Dans cette affaire, le probleme n'est pas seulement la somme d'argent importante, mais aussi la maniere dont l'organisation, les recettes et les depenses sont organisees et le role juridique des acteurs mobilises.
Ce n'est plus une question de bonne volonte ou de transparence financiere, mais une question de respect de la loi.
Selon les informations rapportees, des le debut de l'annee scolaire, le BDDPH de l'ecole primaire Nguyen Van Cu (Gia Lai) a elabore un plan de mobilisation de fonds pour construire des toits et nettoyer avec un budget total estime a 624 millions de dongs pour 52 classes, soit l'equivalent de 12 millions de dongs/classe.
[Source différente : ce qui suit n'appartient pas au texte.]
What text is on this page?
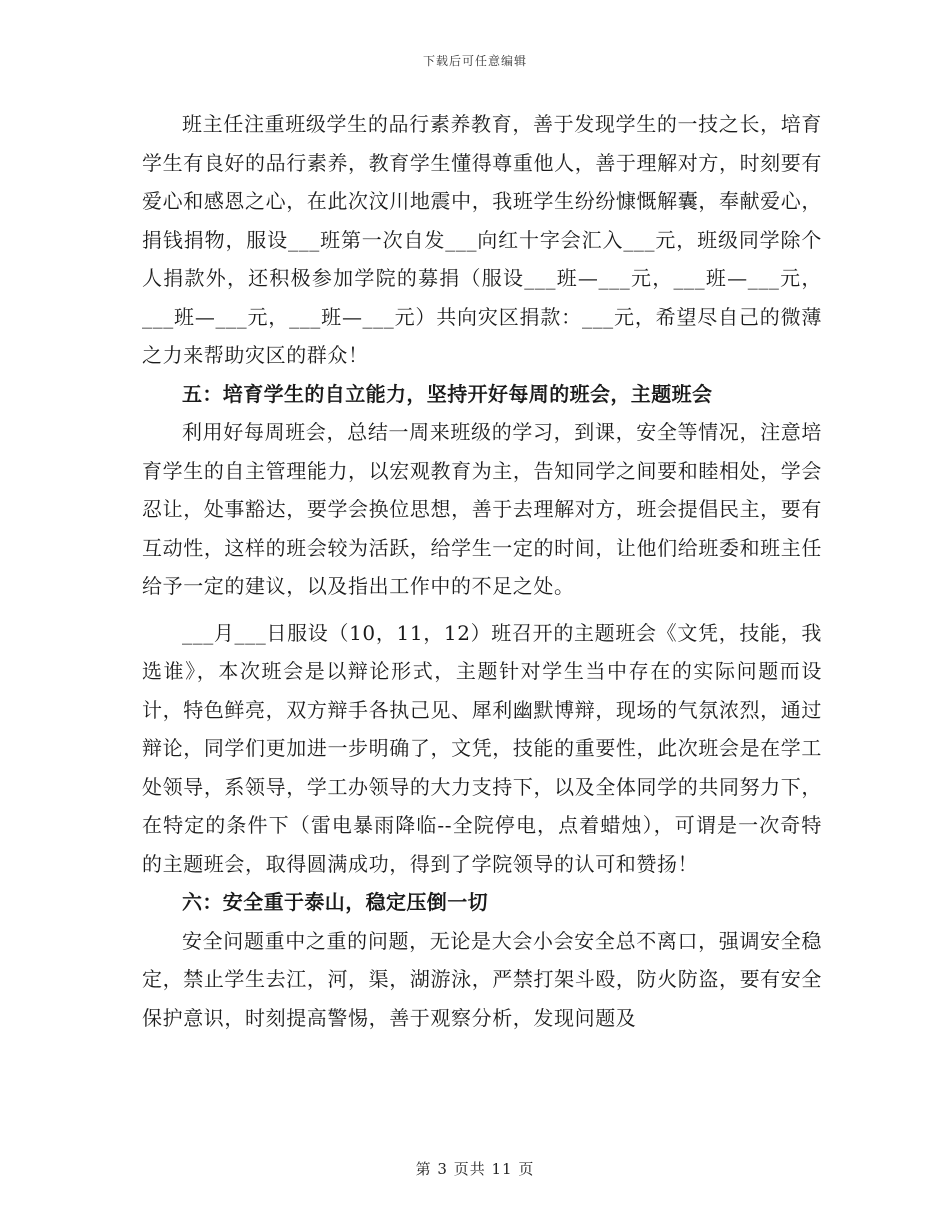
下载后可任意编辑

班主任注重班级学生的品行素养教育，善于发现学生的一技之长，培育学生有良好的品行素养，教育学生懂得尊重他人，善于理解对方，时刻要有爱心和感恩之心，在此次汶川地震中，我班学生纷纷慷慨解囊，奉献爱心，捐钱捐物，服设___班第一次自发___向红十字会汇入___元，班级同学除个人捐款外，还积极参加学院的募捐（服设___班—___元，___班—___元，___班—___元，___班—___元）共向灾区捐款：___元，希望尽自己的微薄之力来帮助灾区的群众！

五：培育学生的自立能力，坚持开好每周的班会，主题班会

利用好每周班会，总结一周来班级的学习，到课，安全等情况，注意培育学生的自主管理能力，以宏观教育为主，告知同学之间要和睦相处，学会忍让，处事豁达，要学会换位思想，善于去理解对方，班会提倡民主，要有互动性，这样的班会较为活跃，给学生一定的时间，让他们给班委和班主任给予一定的建议，以及指出工作中的不足之处。

___月___日服设（10，11，12）班召开的主题班会《文凭，技能，我选谁》，本次班会是以辩论形式，主题针对学生当中存在的实际问题而设计，特色鲜亮，双方辩手各执己见、犀利幽默博辩，现场的气氛浓烈，通过辩论，同学们更加进一步明确了，文凭，技能的重要性，此次班会是在学工处领导，系领导，学工办领导的大力支持下，以及全体同学的共同努力下，在特定的条件下（雷电暴雨降临--全院停电，点着蜡烛），可谓是一次奇特的主题班会，取得圆满成功，得到了学院领导的认可和赞扬！

六：安全重于泰山，稳定压倒一切

安全问题重中之重的问题，无论是大会小会安全总不离口，强调安全稳定，禁止学生去江，河，渠，湖游泳，严禁打架斗殴，防火防盗，要有安全保护意识，时刻提高警惕，善于观察分析，发现问题及

第 3 页共 11 页
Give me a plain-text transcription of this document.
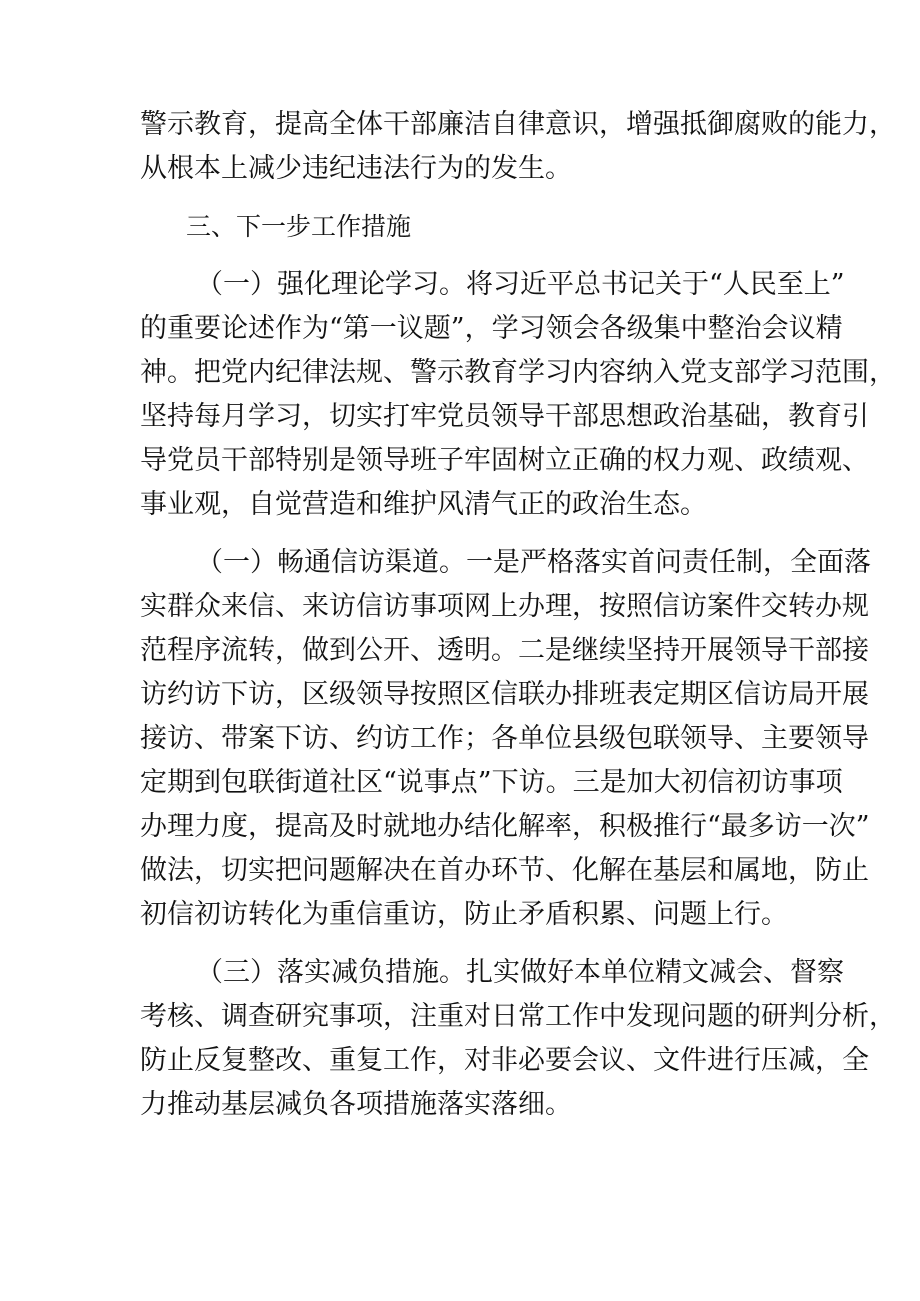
警示教育，提高全体干部廉洁自律意识，增强抵御腐败的能力，
从根本上减少违纪违法行为的发生。
三、下一步工作措施
（一）强化理论学习。将习近平总书记关于“人民至上”
的重要论述作为“第一议题”，学习领会各级集中整治会议精
神。把党内纪律法规、警示教育学习内容纳入党支部学习范围，
坚持每月学习，切实打牢党员领导干部思想政治基础，教育引
导党员干部特别是领导班子牢固树立正确的权力观、政绩观、
事业观，自觉营造和维护风清气正的政治生态。
（一）畅通信访渠道。一是严格落实首问责任制，全面落
实群众来信、来访信访事项网上办理，按照信访案件交转办规
范程序流转，做到公开、透明。二是继续坚持开展领导干部接
访约访下访，区级领导按照区信联办排班表定期区信访局开展
接访、带案下访、约访工作；各单位县级包联领导、主要领导
定期到包联街道社区“说事点”下访。三是加大初信初访事项
办理力度，提高及时就地办结化解率，积极推行“最多访一次”
做法，切实把问题解决在首办环节、化解在基层和属地，防止
初信初访转化为重信重访，防止矛盾积累、问题上行。
（三）落实减负措施。扎实做好本单位精文减会、督察
考核、调查研究事项，注重对日常工作中发现问题的研判分析，
防止反复整改、重复工作，对非必要会议、文件进行压减，全
力推动基层减负各项措施落实落细。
Bien que le BDDPH affirme que tous les revenus et depenses sont transparents et non lucratifs, cette methode de mobilisation a revele de nombreux signes de non-conformite avec les reglementations en vigueur.
La circulaire n° 16/2018/TT-BGDDT du ministere de l'Education et de la Formation stipule tres clairement le financement des etablissements d'enseignement, garantissant un volontariat absolu, ne creant aucune forme de contrainte ou de pression sur les parents.
Ce sont des principes fondamentaux, visant a empecher la "socialisation deformee", transformant le volontariat en un devoir deguise.
Dans ce cas, bien que le BDDPH n'ait pas appele l'argent "obligatoire", l'elaboration d'un plan avec un niveau de 12 millions de dongs/classe est une reglementation sur le niveau de contribution en especes pour chaque parent. Ainsi, le volontariat n'existe plus.
L'incurrence de prelevements abusifs a l'ecole primaire Nguyen Van Cu n'est pas le premier cas, mais de nombreuses ecoles ont deja commis des infractions.
De nombreux BDDPH estiment que la collecte de fonds pour equiper les eleves de moyens et de meilleures conditions d'apprentissage est necessaire et une bonne chose.
Cependant, meme si le but de l'utilisation est bon, l'essence reste l'argent des contributions des parents, et non la source de socialisation au sens propre du terme.
Si toutes les ecoles laissent le BDDPH fixer des exigences d'equipement pour l'ecole, puis obligent les parents a payer de l'argent, il n'y aura que chaos.
Une autre chose a noter, BDDPH est un pont entre l'ecole et les parents, participant a la supervision et a la reflexion des opinions, et non une entite competente qui organise la mobilisation financiere, l'elaboration d'un plan de recettes et de depenses de centaines de millions de dongs pour les elements d'investissement et d'entretien des infrastructures.
Par consequent, lorsque l'activite de BDDPH depasse le champ de ses fonctions, meme dans de bonnes intentions, il s'agit toujours d'un acte illegal.
Il est possible de financer l'education, mais cela doit etre conforme a la loi. L'education a besoin de l'accompagnement de la societe, mais elle a encore plus besoin de transparence, de normes et de respect de la loi.